Curriculum 工具#

本指南介绍了常见 curriculum 帮助函数和 terms ,可用于在 Isaac Lab 中为 RL 环境创建灵活的 curriculum。这些实用程序可以传递给 CurriculumTermCfg 对象,以在训练过程中动态修改奖励权重和环境参数。

备注

本指南涵盖了三个实用程序: - 简单功能修改奖励 modify_reward_weight - 修改任何环境参数的参数 modify_env_param - 修改 term_cfg 的参数 modify_term_cfg

curriculum工具的完整源代码
# Copyright (c) 2022-2025, The Isaac Lab Project Developers (https://github.com/isaac-sim/IsaacLab/blob/main/CONTRIBUTORS.md).
# All rights reserved.
#
# SPDX-License-Identifier: BSD-3-Clause

"""Common functions that can be used to create curriculum for the learning environment.
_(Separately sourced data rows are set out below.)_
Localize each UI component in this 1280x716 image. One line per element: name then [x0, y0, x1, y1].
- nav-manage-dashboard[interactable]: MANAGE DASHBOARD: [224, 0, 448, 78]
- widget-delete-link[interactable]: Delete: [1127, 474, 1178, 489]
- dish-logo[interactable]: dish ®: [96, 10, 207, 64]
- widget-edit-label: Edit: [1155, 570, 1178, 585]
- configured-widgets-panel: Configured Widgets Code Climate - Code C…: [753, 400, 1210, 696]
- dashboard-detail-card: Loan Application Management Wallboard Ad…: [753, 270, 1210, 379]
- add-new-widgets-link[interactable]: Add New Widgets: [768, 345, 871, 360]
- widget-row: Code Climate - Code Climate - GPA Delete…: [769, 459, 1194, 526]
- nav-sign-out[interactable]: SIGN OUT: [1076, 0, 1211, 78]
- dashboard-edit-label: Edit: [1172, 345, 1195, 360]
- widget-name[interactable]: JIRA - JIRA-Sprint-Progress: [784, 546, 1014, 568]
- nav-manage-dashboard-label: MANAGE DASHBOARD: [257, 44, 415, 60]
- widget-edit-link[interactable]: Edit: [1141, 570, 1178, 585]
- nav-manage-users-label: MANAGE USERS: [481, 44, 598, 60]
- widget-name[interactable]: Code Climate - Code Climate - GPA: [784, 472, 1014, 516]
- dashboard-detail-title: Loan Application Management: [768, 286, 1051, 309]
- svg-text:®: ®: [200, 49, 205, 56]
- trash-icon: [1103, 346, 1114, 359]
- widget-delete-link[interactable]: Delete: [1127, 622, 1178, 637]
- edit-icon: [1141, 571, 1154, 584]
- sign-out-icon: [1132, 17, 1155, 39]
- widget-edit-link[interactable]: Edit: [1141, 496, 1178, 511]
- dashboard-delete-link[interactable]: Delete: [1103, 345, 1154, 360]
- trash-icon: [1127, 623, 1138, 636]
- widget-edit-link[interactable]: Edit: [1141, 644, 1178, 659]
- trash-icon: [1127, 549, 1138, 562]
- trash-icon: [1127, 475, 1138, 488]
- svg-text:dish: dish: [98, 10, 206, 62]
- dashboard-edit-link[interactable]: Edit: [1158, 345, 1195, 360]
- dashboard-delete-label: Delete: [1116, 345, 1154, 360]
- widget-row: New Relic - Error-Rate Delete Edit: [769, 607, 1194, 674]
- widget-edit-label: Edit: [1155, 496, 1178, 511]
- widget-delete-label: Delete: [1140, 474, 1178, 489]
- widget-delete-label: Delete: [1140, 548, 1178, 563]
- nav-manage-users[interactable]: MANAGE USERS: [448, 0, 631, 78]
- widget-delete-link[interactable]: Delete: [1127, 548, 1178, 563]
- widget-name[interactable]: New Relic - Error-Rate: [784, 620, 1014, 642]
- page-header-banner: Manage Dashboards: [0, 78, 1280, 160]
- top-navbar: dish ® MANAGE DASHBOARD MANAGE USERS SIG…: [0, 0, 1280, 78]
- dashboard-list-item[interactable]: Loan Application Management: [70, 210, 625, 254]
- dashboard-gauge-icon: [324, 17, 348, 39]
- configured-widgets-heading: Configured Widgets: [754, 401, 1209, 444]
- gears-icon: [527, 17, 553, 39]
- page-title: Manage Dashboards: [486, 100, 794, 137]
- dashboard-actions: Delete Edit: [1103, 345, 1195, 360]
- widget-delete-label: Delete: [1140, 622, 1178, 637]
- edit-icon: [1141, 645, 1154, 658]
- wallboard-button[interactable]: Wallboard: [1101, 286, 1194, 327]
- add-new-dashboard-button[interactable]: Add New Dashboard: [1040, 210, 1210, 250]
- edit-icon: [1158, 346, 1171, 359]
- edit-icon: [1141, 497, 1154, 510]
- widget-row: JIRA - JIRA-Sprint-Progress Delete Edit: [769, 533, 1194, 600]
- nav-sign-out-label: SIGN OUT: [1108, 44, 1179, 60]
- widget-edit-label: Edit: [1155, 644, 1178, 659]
The functions can be passed to the :class:`isaaclab.managers.CurriculumTermCfg` object to enable
the curriculum introduced by the function.
"""

from __future__ import annotations

import re
from collections.abc import Sequence
from typing import TYPE_CHECKING

from isaaclab.managers import ManagerTermBase

if TYPE_CHECKING:
    from isaaclab.envs import ManagerBasedRLEnv


def modify_reward_weight(env: ManagerBasedRLEnv, env_ids: Sequence[int], term_name: str, weight: float, num_steps: int):
    """Curriculum that modifies a reward weight a given number of steps.

    Args:
        env: The learning environment.
        env_ids: Not used since all environments are affected.
        term_name: The name of the reward term.
        weight: The weight of the reward term.
        num_steps: The number of steps after which the change should be applied.
    """
    if env.common_step_counter > num_steps:
        # obtain term settings
        term_cfg = env.reward_manager.get_term_cfg(term_name)
        # update term settings
        term_cfg.weight = weight
        env.reward_manager.set_term_cfg(term_name, term_cfg)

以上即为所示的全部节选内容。